Noise removal is a critical stage in the processing of seismic data. Recent data-driven approaches require pre-assumptions about the distribution of noise for training the model, but in the actual denoising work, the natural noise does not obey the assumed distribution and the ability of the network to deal with this kind of noise is limited. Therefore, this paper proposes an adversarial learning method, FDT, which based on hybrid loss and domain transform.
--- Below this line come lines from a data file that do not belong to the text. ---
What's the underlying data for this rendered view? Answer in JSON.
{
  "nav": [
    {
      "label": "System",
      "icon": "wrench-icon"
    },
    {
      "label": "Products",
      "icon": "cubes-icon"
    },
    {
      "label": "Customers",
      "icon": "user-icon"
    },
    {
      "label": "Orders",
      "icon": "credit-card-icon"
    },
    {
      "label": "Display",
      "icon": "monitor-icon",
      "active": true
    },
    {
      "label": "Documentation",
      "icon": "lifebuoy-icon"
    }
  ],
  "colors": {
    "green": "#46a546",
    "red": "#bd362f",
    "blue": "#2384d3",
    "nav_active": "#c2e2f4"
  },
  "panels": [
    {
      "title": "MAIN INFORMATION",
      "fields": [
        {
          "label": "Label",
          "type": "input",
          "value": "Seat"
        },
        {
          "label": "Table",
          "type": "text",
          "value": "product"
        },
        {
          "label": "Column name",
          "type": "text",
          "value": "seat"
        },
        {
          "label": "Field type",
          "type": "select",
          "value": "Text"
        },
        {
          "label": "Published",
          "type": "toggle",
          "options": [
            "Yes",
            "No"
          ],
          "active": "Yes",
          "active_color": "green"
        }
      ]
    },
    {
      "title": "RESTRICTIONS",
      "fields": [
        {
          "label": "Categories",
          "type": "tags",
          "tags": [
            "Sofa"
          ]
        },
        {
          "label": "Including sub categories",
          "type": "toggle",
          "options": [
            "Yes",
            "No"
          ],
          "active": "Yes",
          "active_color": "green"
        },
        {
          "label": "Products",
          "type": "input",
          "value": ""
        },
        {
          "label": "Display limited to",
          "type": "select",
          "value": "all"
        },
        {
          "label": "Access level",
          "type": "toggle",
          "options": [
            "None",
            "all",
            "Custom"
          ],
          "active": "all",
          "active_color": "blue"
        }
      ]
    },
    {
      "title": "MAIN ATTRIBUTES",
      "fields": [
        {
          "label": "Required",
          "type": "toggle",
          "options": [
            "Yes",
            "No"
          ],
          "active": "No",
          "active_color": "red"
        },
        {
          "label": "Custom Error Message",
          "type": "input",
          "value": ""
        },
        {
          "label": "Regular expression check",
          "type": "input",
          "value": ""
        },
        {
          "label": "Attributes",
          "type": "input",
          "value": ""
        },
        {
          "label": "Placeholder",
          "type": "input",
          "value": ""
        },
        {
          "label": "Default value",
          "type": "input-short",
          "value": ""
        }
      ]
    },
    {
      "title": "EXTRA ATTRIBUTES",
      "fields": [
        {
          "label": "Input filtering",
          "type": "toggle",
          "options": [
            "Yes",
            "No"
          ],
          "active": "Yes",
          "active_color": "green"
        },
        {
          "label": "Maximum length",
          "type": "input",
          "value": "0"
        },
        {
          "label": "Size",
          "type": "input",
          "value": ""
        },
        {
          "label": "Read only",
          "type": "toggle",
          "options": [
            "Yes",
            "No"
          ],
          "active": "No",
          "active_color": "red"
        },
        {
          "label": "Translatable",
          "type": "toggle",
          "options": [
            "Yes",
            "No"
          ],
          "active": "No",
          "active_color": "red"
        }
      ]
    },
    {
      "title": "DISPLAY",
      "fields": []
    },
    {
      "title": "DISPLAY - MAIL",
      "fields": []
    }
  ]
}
It treats noisy seismic data and clean seismic data as two different domains, and performs adversarial training by cycling between the two domains. Then the network will automatically learn a mapping that converts noisy seismic data into clean seismic data, which can achieve promising denoising result despite the noisy distribution is unknown. Moreover, single pixel-level loss similar to L1 and L2 is not adequate to characterize the texture and structure of the seismic data, in this paper, we combined SSIM(Structure Similarity Index Measure) and L1 together as a reconstruction loss to ensure that seismic data remains the same geological and tectonic information after denoising. Experimental results demonstrate that the method in this paper can effectively remove most types of noise from seismic data and achieve advanced results on both synthetic and real datasets. And it outputs a PSNR(Peak Signal-to-Noise Ratio) value of 27.97 with a standard deviation of 0.2 for large scale noise, maintaining a highly reliable denoising performance.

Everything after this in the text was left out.